SOAPBOX
November 2005
Ron has a critical look at wealth distribution in the UK
Normans go home
We claim to be a free democratic society and are supposed to endeavour to achieve a land of equal opportunity but we are a million miles away from that ideal. The most glaring aspect of inequality is in the ownership of this country that we live in. It is a fact that a tiny 0.6% of the British people own 69% of the land. Most of the remaining 31% is owned by millions of people in very small packages.
This tiny group of people have obtained their land through inheritance. In our ideal society there should be a relationship between effort and reward, if you work hard and make a contribution to society and the nation's wealth, you should be rewarded. But most of these owners of large areas of the country have put in no effort, it is offensive to one's sense of justice that a relatively few people should own such a large proportion of our crowded island. Even today many of those landowners , members of the aristocracy, can trace their lineage back to the Norman conquest when their ancestors' ancestors were given land stolen from the indigenous people.
Of course it is not possible or practical to keep the spirit of my headline to this article but it is surely time that we sought ways of redistributing some of this huge wealth from people who have done nothing to justify their position, so that we can move to a situation where the ownership of Britain is more widely distributed amongst its people. There is a serious inequity in a situation where a government is endeavouring to get poor people off benefit when, at the same time, according to the New Statesman, the same government is paying £9.2million of taxpayer's money annually in subsidies to the Duke of Westminster, a man who inherited his immense wealth, which is measured in billions, and who is possibly the richest man in the country.
According to Kevin Cahill, the author of a book on land ownership in Britain, "Money is being taken out of your pocket to enhance the assets of the rich, who, in their role as landowners, pay no tax. This is a massive scandal."
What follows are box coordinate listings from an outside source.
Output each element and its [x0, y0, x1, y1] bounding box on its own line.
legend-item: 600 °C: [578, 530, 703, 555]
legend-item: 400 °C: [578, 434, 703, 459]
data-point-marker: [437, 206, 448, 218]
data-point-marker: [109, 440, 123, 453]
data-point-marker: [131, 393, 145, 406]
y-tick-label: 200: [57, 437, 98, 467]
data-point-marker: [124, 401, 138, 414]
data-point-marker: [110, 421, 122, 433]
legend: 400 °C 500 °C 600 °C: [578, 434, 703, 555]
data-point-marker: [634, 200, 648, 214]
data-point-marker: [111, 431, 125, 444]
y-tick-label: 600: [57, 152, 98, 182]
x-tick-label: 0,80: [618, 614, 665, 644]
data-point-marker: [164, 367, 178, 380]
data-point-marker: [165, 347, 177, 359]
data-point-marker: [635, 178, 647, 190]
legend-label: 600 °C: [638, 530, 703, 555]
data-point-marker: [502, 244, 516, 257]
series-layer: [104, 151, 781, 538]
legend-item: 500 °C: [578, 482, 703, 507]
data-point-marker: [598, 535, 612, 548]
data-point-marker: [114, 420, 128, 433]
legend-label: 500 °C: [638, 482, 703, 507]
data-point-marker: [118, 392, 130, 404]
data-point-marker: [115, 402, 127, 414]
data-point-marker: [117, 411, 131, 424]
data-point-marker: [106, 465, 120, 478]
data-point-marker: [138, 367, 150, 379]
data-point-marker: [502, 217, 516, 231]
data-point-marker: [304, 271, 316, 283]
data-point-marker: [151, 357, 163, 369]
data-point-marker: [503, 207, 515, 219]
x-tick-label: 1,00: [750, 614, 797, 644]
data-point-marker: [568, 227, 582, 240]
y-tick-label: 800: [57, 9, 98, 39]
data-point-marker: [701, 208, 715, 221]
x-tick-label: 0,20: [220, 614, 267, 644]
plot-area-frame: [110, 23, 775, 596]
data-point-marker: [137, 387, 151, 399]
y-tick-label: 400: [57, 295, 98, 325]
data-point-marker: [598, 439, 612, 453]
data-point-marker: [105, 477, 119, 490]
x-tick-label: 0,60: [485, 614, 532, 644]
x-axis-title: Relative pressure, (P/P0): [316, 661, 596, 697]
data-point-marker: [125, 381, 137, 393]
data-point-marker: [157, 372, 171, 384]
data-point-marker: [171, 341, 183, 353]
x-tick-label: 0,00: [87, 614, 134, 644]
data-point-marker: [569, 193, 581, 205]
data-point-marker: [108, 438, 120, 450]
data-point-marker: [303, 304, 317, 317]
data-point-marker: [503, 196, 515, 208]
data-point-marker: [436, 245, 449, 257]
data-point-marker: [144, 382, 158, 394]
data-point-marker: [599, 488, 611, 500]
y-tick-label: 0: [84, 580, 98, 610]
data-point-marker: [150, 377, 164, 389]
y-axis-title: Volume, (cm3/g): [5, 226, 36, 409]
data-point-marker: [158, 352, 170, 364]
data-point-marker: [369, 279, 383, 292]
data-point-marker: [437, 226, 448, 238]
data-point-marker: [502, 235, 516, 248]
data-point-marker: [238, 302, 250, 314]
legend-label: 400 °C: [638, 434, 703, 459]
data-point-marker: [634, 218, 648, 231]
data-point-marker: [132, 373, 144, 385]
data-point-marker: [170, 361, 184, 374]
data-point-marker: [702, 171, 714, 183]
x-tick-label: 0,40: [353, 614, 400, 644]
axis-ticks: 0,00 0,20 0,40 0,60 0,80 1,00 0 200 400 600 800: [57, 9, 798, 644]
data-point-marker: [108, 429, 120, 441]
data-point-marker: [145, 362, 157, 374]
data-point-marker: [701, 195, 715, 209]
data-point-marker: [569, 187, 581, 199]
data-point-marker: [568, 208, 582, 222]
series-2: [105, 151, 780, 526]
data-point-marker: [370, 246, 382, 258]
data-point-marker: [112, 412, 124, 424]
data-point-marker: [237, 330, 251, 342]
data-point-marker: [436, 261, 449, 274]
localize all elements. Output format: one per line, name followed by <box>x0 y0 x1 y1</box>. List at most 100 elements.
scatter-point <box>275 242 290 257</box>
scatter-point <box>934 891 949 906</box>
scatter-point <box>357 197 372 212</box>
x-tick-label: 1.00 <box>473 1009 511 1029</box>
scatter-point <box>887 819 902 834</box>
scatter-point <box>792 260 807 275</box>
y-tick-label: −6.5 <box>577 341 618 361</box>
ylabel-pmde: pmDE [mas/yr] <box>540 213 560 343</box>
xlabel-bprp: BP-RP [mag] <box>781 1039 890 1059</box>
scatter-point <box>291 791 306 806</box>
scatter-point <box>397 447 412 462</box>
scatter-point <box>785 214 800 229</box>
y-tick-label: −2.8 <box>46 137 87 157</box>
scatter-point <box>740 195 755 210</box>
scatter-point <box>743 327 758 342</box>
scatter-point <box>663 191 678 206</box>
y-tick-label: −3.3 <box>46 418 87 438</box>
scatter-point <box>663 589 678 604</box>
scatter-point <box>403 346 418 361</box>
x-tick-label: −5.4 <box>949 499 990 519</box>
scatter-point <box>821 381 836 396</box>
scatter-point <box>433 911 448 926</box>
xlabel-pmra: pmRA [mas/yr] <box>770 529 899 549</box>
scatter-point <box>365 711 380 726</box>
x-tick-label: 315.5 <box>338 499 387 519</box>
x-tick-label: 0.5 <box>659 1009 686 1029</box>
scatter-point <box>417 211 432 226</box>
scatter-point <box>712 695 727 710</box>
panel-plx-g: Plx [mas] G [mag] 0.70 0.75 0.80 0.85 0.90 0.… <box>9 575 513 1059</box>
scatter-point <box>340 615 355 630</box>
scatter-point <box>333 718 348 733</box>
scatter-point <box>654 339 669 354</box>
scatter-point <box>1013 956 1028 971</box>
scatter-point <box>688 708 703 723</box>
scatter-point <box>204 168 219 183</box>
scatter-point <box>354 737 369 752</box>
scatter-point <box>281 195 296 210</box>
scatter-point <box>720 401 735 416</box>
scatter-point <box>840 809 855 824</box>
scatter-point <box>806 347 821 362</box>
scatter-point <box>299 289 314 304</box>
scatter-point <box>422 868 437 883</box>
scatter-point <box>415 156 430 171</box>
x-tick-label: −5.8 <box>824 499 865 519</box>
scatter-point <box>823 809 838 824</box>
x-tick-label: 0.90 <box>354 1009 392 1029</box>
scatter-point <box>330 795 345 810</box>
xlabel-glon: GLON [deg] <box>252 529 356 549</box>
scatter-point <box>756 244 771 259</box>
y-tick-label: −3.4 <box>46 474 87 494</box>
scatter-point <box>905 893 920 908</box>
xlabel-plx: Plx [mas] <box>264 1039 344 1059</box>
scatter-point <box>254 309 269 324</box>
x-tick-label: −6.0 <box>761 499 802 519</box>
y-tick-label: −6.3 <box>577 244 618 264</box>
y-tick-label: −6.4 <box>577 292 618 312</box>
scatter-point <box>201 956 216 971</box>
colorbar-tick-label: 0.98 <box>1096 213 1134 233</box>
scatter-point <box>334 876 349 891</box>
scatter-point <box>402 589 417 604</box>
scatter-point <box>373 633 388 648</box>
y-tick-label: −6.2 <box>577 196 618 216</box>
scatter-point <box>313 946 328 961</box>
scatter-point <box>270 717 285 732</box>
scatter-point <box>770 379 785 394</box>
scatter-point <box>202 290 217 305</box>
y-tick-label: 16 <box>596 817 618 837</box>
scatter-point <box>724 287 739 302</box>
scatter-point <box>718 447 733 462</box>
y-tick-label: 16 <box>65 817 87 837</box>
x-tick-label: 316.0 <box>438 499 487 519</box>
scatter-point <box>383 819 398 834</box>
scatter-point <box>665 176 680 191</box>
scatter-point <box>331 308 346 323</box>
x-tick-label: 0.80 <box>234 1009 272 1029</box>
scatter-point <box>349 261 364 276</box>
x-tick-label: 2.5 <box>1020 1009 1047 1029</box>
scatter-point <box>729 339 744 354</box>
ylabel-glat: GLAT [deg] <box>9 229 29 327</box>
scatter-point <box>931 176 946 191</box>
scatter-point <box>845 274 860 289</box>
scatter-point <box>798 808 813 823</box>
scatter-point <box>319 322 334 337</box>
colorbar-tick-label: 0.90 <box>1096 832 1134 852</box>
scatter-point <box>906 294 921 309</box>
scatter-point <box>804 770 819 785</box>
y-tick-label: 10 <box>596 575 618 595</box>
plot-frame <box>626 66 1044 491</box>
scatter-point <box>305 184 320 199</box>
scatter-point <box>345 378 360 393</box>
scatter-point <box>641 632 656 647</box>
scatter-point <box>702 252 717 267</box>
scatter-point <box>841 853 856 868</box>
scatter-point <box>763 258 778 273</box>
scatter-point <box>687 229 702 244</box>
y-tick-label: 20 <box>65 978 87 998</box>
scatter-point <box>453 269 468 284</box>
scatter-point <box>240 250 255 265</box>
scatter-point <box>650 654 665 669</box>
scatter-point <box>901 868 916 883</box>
Whilst it may not be possible to send the Normans home, it must be possible to devise laws, possibly in the form of inheritance tax where the tax is paid in the form of land that is subsequently sold off in small parcels, laws that will, after all these centuries, take some of this land away from the aristocracy and the undeserving and distribute it more widely. The Scots have made a start whereby owners of large areas can be forced to sell off some of their land, I look forward, more in hope than expectation, to the day when Parliament starts to introduce legislation for England.